For a work shift optimization problem, I've defined a binary variable in PuLP as follows:
pulp.LpVariable.dicts('VAR', (range(D), range(N), range(T)), 0, 1, 'Binary')
where
For the 5th and 6th type of work shift (with index 4 and 5), I need to add a constraint that any worker who works these shifts must do so for seven consecutive days... and not any seven days but the seven days starting from Monday (aka a full week). I've tried defining the constraint as follows, but I'm getting an infeasible solution when I add this constraint and try to solve the problem (it worked before without it)

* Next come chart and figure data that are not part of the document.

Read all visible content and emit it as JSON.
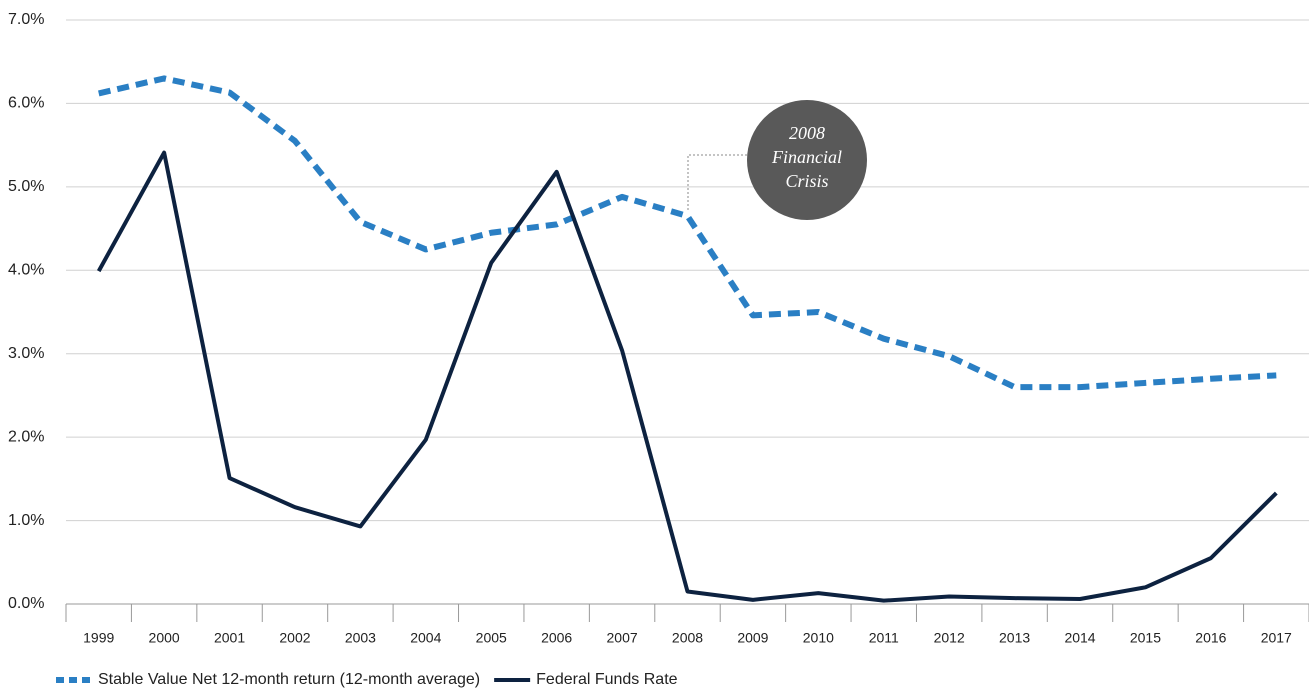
{
  "chart_data": {
    "type": "line",
    "categories": [
      "1999",
      "2000",
      "2001",
      "2002",
      "2003",
      "2004",
      "2005",
      "2006",
      "2007",
      "2008",
      "2009",
      "2010",
      "2011",
      "2012",
      "2013",
      "2014",
      "2015",
      "2016",
      "2017"
    ],
    "series": [
      {
        "name": "Stable Value Net 12-month return (12-month average)",
        "color": "#2a7fc4",
        "style": "dashed",
        "values": [
          6.12,
          6.3,
          6.13,
          5.55,
          4.58,
          4.25,
          4.45,
          4.55,
          4.88,
          4.65,
          3.46,
          3.5,
          3.18,
          2.97,
          2.6,
          2.6,
          2.65,
          2.7,
          2.74
        ]
      },
      {
        "name": "Federal Funds Rate",
        "color": "#0d2240",
        "style": "solid",
        "values": [
          3.99,
          5.41,
          1.51,
          1.16,
          0.93,
          1.97,
          4.09,
          5.18,
          3.04,
          0.15,
          0.05,
          0.13,
          0.04,
          0.09,
          0.07,
          0.06,
          0.2,
          0.55,
          1.33
        ]
      }
    ],
    "ylim": [
      0,
      7
    ],
    "yticks": [
      {
        "value": 0,
        "label": "0.0%"
      },
      {
        "value": 1,
        "label": "1.0%"
      },
      {
        "value": 2,
        "label": "2.0%"
      },
      {
        "value": 3,
        "label": "3.0%"
      },
      {
        "value": 4,
        "label": "4.0%"
      },
      {
        "value": 5,
        "label": "5.0%"
      },
      {
        "value": 6,
        "label": "6.0%"
      },
      {
        "value": 7,
        "label": "7.0%"
      }
    ],
    "grid": true,
    "legend": "bottom",
    "annotation": [
      "2008",
      "Financial",
      "Crisis"
    ]
  }
}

I know this constraint (along with the others from before) should theoretically be feasible because we manually schedule work shifts with the same set of constraints. Is there anything wrong with the way I've coded the constraint?
## looping over each worker
for j in range(N):
## looping for every Monday in the 28 days
for i in range(0,D,7):
c = None
## accessing only the 5th and 6th work shift type
for k in range(4,T):
c+=var[i][j][k]+var[i+1][j][k]+var[i+2][j][k]+var[i+3][j][k]+var[i+4][j][k]+var[i+5][j][k]+var[i+6][j][k]
problem+= c==7
If I understand correctly then your constraint requires that each worker is required to work the 4th and 5th shift in every week. This is because of c == 7
, i.e. 7 of the binaries in c
must be set to 1. This does not allow any worker to work in shift 0 through 3, right?
You need to change the constraint so that c == 7
is only enforced if the worker works any shift in that range. A very simple way to do that would be something like
v = list()
for k in range(4,T):
v.extend([var[i][j][k], var[i+1][j][k], var[i+2][j][k], var[i+3][j][k], var[i+4][j][k], var[i+5][j][k], var[i+6][j][k]])
c = sum(v)
problem += c <= 7 # we can pick at most 7 variables from v
for x in v:
problem += 7 * x <= c # if any variable in v is picked, then we must pick 7 of them
This is by no means the best way to model that (indicator variables would be much better), but it should give you an idea what to do.